凌乱发丝染上尘土,往日温情亲切的女人模样憔悴,被男人大力钳制着,像一尾搁浅的鱼。
见夏今昭神色震惊,男人拨开宋予的脸,恶狠狠道:“大小姐,眼熟吗?”
“什么意思?”夏今昭蓦地冷下嗓音,自从踏入这片熟悉的领域,她隐约察觉到,被掩埋的旧事,正被人为地揭开一角。
伤口结痂剥落需要足够的耐心,若在此期间忍痛抠弄,不仅血流不止,还会牵扯四周的皮肉,留下无法愈合的疤痕。
自然而然的联想,让她心脏空悬,喘不上气。
“谈钱多俗气啊,知道您不缺钱,我们玩点新鲜的,”男人悠哉地把玩匕首,“都说宋小姐是您的红颜知己,既然这样,二选一,至于另一个,我们带走随便处置,怎么样?”

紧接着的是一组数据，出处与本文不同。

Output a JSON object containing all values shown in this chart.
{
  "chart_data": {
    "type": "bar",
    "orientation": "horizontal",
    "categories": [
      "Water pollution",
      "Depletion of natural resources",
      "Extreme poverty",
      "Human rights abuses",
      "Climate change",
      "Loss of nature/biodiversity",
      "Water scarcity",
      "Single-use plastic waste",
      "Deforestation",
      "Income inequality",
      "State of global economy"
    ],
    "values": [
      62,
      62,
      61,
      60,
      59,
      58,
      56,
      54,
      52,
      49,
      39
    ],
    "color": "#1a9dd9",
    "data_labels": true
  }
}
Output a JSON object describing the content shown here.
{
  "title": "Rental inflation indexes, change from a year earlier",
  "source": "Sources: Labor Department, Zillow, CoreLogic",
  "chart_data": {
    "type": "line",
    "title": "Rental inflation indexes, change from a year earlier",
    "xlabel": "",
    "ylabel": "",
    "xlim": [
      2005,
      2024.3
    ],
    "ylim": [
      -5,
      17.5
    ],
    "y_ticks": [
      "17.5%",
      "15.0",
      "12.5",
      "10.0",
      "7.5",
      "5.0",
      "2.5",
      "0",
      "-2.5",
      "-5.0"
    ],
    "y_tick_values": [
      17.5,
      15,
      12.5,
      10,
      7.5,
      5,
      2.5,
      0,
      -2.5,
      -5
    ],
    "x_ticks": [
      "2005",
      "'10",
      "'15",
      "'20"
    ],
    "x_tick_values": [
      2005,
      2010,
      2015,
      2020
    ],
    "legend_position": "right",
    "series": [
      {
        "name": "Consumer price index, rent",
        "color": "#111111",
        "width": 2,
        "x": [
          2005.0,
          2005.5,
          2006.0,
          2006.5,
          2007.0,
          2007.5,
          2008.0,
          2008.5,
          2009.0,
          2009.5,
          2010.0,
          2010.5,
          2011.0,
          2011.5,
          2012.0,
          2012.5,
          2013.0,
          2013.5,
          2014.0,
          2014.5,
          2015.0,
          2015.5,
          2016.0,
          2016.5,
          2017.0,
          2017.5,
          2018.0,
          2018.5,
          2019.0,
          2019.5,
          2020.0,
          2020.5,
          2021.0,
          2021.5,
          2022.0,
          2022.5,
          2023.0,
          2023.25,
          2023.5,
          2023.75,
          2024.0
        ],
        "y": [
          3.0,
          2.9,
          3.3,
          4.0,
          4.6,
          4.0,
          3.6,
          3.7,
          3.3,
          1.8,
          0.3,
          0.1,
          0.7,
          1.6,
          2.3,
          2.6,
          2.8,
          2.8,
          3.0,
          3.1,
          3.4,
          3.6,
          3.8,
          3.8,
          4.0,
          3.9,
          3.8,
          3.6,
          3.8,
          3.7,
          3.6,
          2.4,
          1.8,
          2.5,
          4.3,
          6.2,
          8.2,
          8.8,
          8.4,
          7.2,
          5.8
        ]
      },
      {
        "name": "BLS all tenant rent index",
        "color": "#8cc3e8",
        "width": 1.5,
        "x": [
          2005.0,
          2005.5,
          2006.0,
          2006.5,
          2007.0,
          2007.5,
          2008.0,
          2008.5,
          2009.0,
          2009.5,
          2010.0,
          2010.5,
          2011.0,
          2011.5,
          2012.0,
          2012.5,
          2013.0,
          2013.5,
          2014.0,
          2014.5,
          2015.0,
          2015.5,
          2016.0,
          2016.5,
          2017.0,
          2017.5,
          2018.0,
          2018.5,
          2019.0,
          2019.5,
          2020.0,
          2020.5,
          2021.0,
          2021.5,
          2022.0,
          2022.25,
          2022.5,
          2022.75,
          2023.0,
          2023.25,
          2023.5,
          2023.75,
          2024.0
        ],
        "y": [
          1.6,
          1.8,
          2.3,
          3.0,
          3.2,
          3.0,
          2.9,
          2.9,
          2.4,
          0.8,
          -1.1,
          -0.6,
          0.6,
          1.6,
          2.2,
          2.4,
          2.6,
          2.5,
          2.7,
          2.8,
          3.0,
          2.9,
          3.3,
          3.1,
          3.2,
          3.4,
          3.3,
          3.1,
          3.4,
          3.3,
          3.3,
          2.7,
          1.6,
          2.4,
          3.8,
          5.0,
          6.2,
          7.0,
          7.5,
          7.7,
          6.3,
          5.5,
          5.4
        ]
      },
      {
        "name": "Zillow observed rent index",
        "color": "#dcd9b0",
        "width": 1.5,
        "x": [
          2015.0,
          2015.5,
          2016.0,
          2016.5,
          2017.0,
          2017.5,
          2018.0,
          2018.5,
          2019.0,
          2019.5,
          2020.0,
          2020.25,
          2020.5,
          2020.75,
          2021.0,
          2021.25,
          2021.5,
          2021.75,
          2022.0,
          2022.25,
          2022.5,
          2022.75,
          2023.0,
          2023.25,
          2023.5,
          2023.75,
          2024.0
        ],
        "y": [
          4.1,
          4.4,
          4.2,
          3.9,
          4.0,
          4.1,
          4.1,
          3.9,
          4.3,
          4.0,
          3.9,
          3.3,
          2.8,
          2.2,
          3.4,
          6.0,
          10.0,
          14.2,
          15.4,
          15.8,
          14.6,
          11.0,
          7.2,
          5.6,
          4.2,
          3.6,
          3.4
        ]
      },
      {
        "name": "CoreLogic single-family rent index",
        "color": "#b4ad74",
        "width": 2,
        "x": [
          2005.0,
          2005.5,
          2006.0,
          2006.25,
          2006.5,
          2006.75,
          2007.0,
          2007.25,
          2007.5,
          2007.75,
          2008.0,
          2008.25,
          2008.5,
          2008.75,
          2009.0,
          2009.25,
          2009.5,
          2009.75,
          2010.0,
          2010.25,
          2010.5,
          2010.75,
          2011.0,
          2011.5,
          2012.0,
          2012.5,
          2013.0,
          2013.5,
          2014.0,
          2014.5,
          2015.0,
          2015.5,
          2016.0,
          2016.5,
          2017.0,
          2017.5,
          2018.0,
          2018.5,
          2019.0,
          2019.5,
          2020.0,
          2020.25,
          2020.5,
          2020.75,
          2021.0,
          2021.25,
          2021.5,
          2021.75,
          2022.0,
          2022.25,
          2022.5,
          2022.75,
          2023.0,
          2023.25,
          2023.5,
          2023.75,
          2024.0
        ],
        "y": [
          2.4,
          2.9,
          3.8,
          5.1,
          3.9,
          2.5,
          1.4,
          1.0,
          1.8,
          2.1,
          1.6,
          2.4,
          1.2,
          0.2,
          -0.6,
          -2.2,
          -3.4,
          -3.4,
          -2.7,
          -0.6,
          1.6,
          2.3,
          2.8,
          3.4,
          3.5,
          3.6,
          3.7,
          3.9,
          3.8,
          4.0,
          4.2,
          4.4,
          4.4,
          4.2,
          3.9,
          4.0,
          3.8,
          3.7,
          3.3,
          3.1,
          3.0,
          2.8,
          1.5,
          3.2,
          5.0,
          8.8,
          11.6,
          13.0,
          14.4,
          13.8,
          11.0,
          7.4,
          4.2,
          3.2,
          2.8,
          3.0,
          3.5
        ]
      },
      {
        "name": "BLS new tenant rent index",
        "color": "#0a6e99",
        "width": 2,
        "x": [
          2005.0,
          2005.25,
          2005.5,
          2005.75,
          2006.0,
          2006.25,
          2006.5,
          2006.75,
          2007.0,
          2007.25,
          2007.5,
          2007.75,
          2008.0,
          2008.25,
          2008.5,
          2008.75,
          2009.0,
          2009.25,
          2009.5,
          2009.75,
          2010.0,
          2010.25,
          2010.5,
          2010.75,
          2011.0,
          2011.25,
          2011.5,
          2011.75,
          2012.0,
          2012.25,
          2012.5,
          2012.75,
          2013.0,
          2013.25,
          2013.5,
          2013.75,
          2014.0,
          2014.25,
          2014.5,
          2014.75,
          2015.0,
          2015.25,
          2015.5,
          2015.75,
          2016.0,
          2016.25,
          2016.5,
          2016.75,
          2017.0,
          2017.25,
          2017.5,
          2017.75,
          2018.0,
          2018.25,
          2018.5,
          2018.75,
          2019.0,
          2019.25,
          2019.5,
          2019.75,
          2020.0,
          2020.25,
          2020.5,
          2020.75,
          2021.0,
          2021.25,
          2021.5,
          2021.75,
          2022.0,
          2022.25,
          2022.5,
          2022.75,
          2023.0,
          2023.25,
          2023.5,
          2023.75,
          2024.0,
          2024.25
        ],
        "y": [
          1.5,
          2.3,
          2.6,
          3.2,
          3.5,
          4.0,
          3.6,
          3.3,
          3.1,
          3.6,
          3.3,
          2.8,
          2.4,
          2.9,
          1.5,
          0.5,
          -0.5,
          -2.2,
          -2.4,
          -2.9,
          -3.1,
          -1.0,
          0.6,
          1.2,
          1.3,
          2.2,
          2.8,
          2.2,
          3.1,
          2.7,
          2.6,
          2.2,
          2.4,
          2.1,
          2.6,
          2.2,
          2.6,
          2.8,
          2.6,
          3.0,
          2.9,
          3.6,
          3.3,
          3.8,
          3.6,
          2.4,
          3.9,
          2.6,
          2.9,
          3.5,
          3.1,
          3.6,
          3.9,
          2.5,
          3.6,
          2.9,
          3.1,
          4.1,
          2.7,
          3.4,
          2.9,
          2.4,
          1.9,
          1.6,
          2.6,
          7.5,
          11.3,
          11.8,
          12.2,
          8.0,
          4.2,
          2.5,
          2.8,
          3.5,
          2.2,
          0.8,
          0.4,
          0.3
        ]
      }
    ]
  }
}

“谁指使你的?”夏今昭脑海闪回无数记忆,她用力咬住口腔的软肉,强迫自己冷静,“有什么事冲我来,没必要在这里浪费时间。”
绑匪不耐烦啧声:“废什么话?发妻和情人,选一个吧。”
怕夏今昭留后手,故意拖延时间,他用锋利的刀尖,在明希的下颌处划了道口子。鲜红的血渗出来,在暖白的肤色下格外明显。
我!去!旁边不还有个大活人吗!拿她撒什么气?就因为宋予是雇主吗!
明希疼得龇牙咧嘴,对男人看人下菜碟的行为表达强烈的不满。她巴巴望向夏今昭,像只被抛弃的落水狗。
“夏今昭,我怕……”哪怕只有三分疼,她也要演出十二分,因而语气听起来怯生生的。
“一个是棋子,另一个是情人,不难选吧?”
夏今昭目睹这一切,漆黑的眼瞳紧随那道干涸的伤口,她抿唇:“我选了,你就会放吗?”